その真摯な様に皆は食事する手を自然に止めた。
「紀元前、シチリアではローマを揺るがす程の奴隷による大反乱が起こりました。それは、シチリアで行われていた悪政が原因でした。それに立ち向かうかのように、一人の男性によって弾劾演説が行われました」
弾劾とは、法令によって特別に身分を保障された職務者へ、職務違反や非行があった場合に、訴追を受けることで審議され、罷免もしくは処罰される――それはすなわち、職を失うことであった。
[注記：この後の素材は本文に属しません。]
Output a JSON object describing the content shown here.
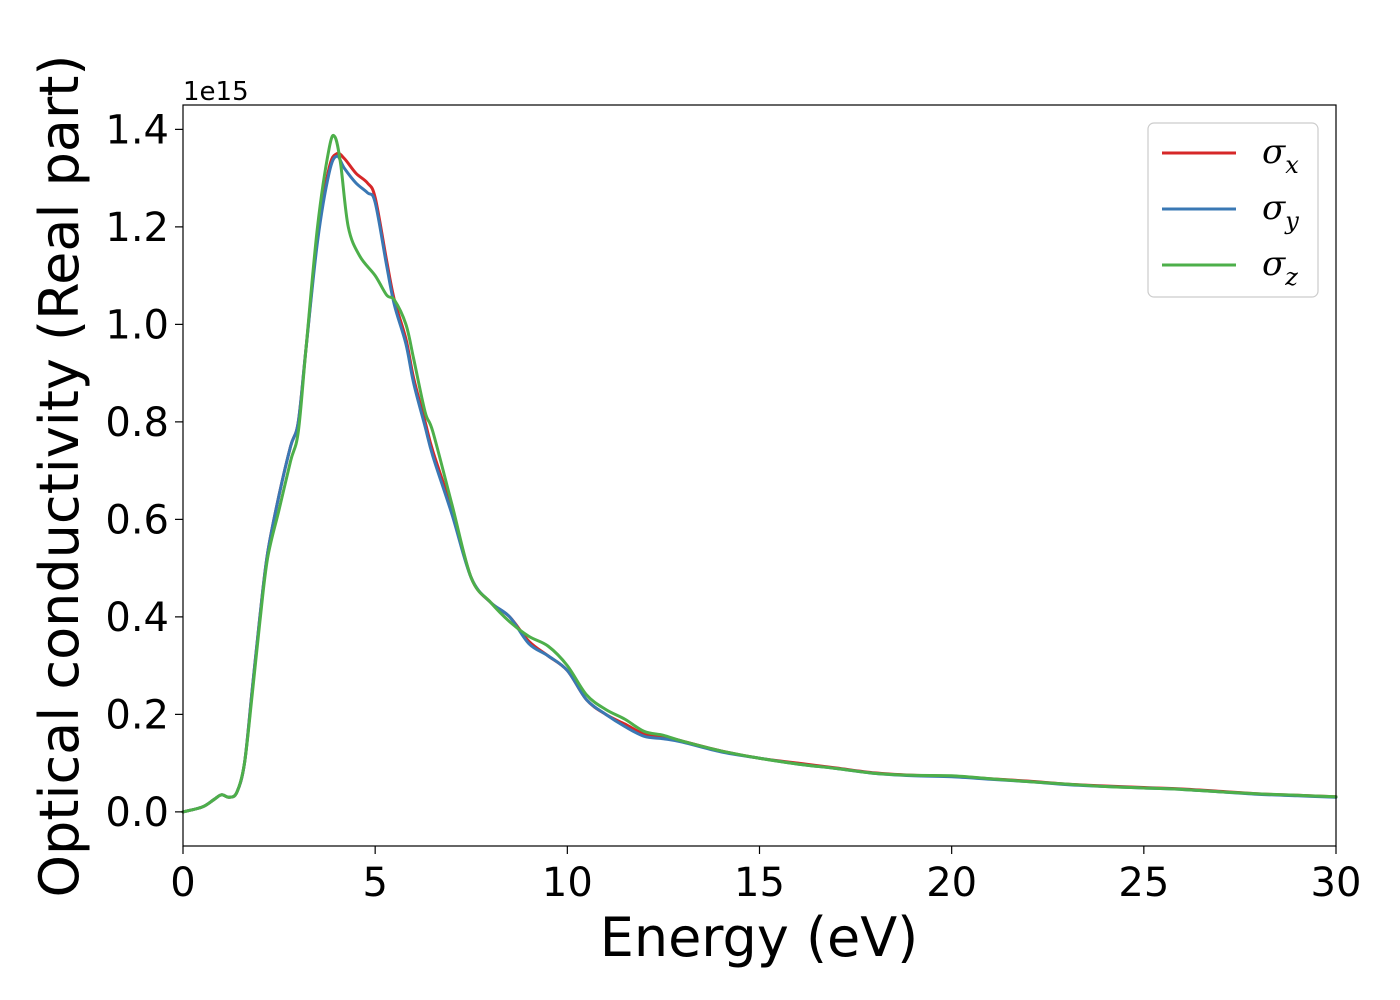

「シチリアと言う土地は、イタリア統一後の経済発展によって、イタリア北部は大きく都市化されたのに対して、産業の発達から取り残されたと言う過去があるのだよ。当時は、ファッシ・シチリアーニと呼ばれる労働者の運動が激化し、政府は非常事態宣言を出すことを余儀なくされた」
アイリの言葉にイタリア出身であるカルロが口を開いた。
「なるほどな。失業率が過去最悪、雇用情勢や住宅問題に抗議するデモ隊が暴徒化。それらにより、若者の国外逃亡に、根強く残る南北格差。時代は、周るってやつなのか。それとも、時代を引っ張り出して来た――の間違いなのかねえ」
カルロは、そうぼやく様に言うと鼻で笑い、再びワインを飲み始めた。
「カルロが言った様に、歴史は必ず繰り返される。それも悪い記録を更新してね。そんな歴史的背景のある街で、誰とは名指すことは無いなくとも、半ば弾劾演説とも取れる演説を行えば、表の顔では称賛を贈るでしょうけれど、内心ではそうはいかないでしょうね」
アイリは、握った拳の人差し指と親指を伸ばして銃の形を創り上げると、自分の側頭部へ突き付けた。
「言ってみれば、自分たちにとって都合の良い世界を創って来た人間に、言葉と言う武器を用いて、頭へと銃口を突き付けようとしてると言うことなのだよ。恐らく高慢な貴族に届くことは無い」
そして、アイリは両手を大きく広げる。
「しかし、だからこそこのルクサーナの演説には価値がある。大多数を占めている一般市民の支持率を仰げれば、それだけで良いのだよ。そして、こんな今回の演説を成功で終えられた際に、一番と言っても良い価値がある」
アイリはニヤリと笑みを溢し、それを理解していたルクサーナは、自分の口で答えた。
「私が死ぬと言う事に対して、その価値が大きく上がるでしょう」
命は決して平等では無い。
生前にどのような活動を行い、どのような最期を迎えたのか――それらは、状況や境遇など様々な要因によって、その命の価値は変動する。ルクサーナの様に、世界平和の為に若くして捧げられた命であれば、その価値は図るまでも無かった。
「前にも言ったように、私はあくまできっかけの一つに過ぎません。第二、第三と続く未来を残せれば私はそれで構わないのです。ですから、皆さん。私にその力を貸してください、お願いします」
ルクサーナはそう言い、深々とお辞儀をした。成人にも満たない少女の覚悟は重く――とても力強い言葉であった。当然、皆の心にもその言葉に乗せたその思いは、しっかりと届いていた。
夜は次第に更けて行き――そして、後にルクサーナ弾劾演説と呼ばれる日が、明日へと迫っていた。